Sensitivity Analysis for Active Sampling, with Applications to the Simulation of Analog Circuits
Reda Chhaibi, Fabrice Gamboa, Christophe Oger, Vinicius Oliveira, Clément Pellegrini, Damien Remot
TL;DR
This work tackles the challenge of high-dimensional parametric variation in analog circuit simulations where Monte Carlo sampling is prohibitively expensive. It introduces an active sampling flow that jointly performs sensitivity-analysis–driven dimensionality reduction and Bayesian surrogate modeling (Gaussian Processes) to guide sample selection, iterating from an initial budget to a final budget. The methodology is complemented by a theoretically grounded feature-selection component based on Chatterjee’s CvM indices and a conjectured behavior for noisy-feature detection, with empirical validation on a synthetic Sobol' G-function and real HSOTA and FIRC circuit datasets.

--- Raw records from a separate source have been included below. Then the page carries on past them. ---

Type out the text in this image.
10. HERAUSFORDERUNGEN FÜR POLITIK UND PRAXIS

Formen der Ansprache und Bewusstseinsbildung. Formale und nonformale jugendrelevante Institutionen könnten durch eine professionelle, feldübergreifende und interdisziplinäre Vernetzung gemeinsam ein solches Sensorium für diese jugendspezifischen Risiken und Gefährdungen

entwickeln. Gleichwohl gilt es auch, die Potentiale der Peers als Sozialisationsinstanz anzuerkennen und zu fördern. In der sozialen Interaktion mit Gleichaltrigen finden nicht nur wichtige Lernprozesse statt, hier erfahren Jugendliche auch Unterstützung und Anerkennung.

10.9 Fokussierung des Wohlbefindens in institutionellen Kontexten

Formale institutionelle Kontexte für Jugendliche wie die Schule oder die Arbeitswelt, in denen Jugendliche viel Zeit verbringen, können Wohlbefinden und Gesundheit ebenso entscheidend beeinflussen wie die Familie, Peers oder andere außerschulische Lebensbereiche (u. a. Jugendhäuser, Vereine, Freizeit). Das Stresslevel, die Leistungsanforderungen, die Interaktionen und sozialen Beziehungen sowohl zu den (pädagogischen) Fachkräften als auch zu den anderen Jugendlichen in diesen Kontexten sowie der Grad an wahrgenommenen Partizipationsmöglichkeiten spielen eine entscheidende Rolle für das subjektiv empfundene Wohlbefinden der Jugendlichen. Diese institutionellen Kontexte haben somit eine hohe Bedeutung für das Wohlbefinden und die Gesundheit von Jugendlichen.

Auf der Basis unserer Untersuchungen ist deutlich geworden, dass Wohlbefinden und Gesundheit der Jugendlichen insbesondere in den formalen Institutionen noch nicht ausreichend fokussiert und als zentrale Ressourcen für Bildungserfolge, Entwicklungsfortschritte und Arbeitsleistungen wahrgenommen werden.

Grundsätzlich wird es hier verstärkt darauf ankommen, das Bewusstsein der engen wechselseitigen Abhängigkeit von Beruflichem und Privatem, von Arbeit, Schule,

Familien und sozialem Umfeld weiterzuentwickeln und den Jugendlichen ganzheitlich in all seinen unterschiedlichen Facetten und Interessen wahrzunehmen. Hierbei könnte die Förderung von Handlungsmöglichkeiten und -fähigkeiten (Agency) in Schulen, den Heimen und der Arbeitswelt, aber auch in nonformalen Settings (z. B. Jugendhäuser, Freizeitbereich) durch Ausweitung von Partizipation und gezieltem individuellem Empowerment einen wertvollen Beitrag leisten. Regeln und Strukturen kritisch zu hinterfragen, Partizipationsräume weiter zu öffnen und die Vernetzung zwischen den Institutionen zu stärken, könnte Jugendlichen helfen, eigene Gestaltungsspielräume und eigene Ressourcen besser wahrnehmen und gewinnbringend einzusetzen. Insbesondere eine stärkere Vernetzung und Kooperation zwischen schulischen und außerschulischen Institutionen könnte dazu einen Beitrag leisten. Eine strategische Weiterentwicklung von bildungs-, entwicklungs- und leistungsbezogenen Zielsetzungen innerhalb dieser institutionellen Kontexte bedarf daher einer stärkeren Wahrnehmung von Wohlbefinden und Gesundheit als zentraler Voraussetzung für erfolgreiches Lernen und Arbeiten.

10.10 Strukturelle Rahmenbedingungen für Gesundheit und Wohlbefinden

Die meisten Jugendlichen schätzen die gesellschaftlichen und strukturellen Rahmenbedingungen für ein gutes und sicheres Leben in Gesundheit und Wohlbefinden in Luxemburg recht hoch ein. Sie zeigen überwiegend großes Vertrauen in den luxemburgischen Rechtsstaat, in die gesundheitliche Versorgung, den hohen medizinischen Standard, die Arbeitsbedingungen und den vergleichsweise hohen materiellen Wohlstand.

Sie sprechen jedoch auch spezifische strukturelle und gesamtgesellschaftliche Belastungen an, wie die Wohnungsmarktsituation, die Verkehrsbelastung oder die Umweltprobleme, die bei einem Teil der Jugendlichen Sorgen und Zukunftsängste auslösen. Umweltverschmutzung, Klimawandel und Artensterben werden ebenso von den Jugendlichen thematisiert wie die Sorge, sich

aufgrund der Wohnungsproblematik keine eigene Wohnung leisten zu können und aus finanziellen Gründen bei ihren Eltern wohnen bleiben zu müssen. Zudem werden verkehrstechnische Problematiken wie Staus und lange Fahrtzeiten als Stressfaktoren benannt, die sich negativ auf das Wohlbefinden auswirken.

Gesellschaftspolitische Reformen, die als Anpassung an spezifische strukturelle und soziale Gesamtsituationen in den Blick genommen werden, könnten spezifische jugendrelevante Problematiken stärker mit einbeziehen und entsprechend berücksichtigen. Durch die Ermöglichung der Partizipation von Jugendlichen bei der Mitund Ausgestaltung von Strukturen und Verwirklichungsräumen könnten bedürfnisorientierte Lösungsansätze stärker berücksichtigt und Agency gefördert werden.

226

The results demonstrate that the proposed flow can substantially outperform MC-based exploration, offering a practical pathway to efficient design-space exploration in modern, high-dimensional analog circuits.
Abstract
We propose an active sampling flow, with the use-case of simulating the impact of combined variations on analog circuits. In such a context, given the large number of parameters, it is difficult to fit a surrogate model and to efficiently explore the space of design features. By combining a drastic dimension reduction using sensitivity analysis and Bayesian surrogate modeling, we obtain a flexible active sampling flow. On synthetic and real datasets, this flow outperforms the usual Monte-Carlo sampling which often forms the foundation of design space exploration.